The study was not designed to compare ESA doses or to estimate a maintenance dose conversion ratio—the primary outcome measure focused solely on Hb, regardless of ESA dose. Therefore, the dose data collected cannot be extrapolated to the cost of either therapy and do not permit accurate pharmacoeconomic evaluation. Additionally, estimating the costs associated with DA or PEG-Epo is difficult, given the differences in center, hospital and country. The lack of information on actual acquisition cost by center (which can differ significantly from list prices) would further complicate any cost comparisons.

Conclusion

The TRANSFORM study showed that in this cohort of EU hemodialysis patients who switched from PEG-Epo to DA (and who completed 26 weeks of treatment with DA post-switch) mean achieved Hb was maintained within a narrow range over the post-switch observation period. The correspondence over time between mean Hb and mean DA dose provides evidence that physicians adjusted DA doses to achieve Hb concentrations comparable to those attained before switching.

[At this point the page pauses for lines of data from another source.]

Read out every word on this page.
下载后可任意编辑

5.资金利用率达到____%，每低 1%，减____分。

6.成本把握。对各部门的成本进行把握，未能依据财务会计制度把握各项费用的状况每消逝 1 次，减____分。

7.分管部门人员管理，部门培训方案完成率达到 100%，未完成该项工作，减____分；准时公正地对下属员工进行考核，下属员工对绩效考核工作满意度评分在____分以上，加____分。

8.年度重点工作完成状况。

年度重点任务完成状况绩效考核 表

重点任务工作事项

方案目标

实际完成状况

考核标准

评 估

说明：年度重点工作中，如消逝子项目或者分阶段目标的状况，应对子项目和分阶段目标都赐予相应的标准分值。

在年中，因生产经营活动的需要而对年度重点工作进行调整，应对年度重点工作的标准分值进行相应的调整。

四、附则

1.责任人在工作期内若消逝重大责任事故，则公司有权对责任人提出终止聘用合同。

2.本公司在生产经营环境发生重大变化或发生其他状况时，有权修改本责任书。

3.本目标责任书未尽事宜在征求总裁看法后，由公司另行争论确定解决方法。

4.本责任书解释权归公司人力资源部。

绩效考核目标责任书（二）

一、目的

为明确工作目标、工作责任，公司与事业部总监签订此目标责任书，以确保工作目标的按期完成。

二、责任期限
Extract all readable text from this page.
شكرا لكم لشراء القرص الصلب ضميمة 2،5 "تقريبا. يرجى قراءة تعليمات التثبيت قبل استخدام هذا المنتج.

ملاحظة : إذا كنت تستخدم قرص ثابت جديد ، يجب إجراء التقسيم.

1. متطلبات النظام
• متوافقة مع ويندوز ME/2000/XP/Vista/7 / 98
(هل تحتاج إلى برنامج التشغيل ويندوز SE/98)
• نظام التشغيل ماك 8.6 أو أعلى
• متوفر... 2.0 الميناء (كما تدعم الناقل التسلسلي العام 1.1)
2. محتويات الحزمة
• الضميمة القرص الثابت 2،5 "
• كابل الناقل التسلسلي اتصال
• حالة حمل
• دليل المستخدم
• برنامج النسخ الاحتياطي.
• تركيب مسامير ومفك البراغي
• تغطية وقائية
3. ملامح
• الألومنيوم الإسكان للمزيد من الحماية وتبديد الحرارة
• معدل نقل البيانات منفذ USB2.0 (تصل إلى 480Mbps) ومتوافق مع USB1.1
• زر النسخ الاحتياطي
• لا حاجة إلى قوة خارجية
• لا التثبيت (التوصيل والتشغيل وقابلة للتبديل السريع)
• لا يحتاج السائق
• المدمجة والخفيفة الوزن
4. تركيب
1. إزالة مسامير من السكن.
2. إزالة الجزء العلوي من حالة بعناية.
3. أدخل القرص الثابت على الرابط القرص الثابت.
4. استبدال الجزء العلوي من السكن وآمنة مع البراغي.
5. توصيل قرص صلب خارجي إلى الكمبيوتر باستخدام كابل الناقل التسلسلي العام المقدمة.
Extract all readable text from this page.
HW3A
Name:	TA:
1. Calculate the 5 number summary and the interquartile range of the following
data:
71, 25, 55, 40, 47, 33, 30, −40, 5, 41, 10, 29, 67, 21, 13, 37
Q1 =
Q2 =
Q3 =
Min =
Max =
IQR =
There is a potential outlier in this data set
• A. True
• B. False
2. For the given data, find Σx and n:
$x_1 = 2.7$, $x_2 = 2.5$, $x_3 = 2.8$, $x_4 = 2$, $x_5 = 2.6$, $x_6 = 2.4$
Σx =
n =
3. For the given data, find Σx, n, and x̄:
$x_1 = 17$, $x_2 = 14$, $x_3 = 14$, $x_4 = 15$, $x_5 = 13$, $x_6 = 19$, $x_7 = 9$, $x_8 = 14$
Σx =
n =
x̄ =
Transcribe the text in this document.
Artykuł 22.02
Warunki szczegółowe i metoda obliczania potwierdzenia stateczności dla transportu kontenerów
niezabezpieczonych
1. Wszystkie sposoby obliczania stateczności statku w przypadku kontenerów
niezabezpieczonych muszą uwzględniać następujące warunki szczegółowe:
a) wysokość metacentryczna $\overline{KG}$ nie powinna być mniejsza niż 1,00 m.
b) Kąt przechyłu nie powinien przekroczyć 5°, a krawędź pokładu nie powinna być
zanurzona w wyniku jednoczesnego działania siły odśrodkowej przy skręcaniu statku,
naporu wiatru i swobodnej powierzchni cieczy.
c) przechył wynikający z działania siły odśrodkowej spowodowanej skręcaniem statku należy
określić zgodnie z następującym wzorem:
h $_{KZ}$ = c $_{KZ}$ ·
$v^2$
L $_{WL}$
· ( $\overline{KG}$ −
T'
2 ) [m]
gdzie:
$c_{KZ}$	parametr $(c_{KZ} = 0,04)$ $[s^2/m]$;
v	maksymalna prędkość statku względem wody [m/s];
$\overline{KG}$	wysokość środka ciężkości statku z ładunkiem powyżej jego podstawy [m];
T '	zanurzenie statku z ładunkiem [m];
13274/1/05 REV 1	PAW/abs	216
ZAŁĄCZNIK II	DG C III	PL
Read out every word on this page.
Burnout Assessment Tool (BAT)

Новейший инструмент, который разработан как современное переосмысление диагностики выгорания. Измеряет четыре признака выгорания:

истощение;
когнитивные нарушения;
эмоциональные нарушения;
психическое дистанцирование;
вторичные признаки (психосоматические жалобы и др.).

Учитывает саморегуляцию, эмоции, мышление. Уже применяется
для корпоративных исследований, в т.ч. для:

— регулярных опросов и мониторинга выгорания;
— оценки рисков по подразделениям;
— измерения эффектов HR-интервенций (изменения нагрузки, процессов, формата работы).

TRANSFORM also indicated that higher DA doses were not required in these patients switching from PEG-Epo. There was considerable variation in the dose ratio of DA to PEG-Epo at the time of switching, which may have been driven by the lack of label guidance on dose conversion from PEG-Epo to DA, in the absence of which dose conversion likely reflected clinicians’ preferences. However, there was no difference in mean weekly ESA dose at the end of the post-conversion period compared with pre-conversion dose, regardless of patients’ dose ratio at switch.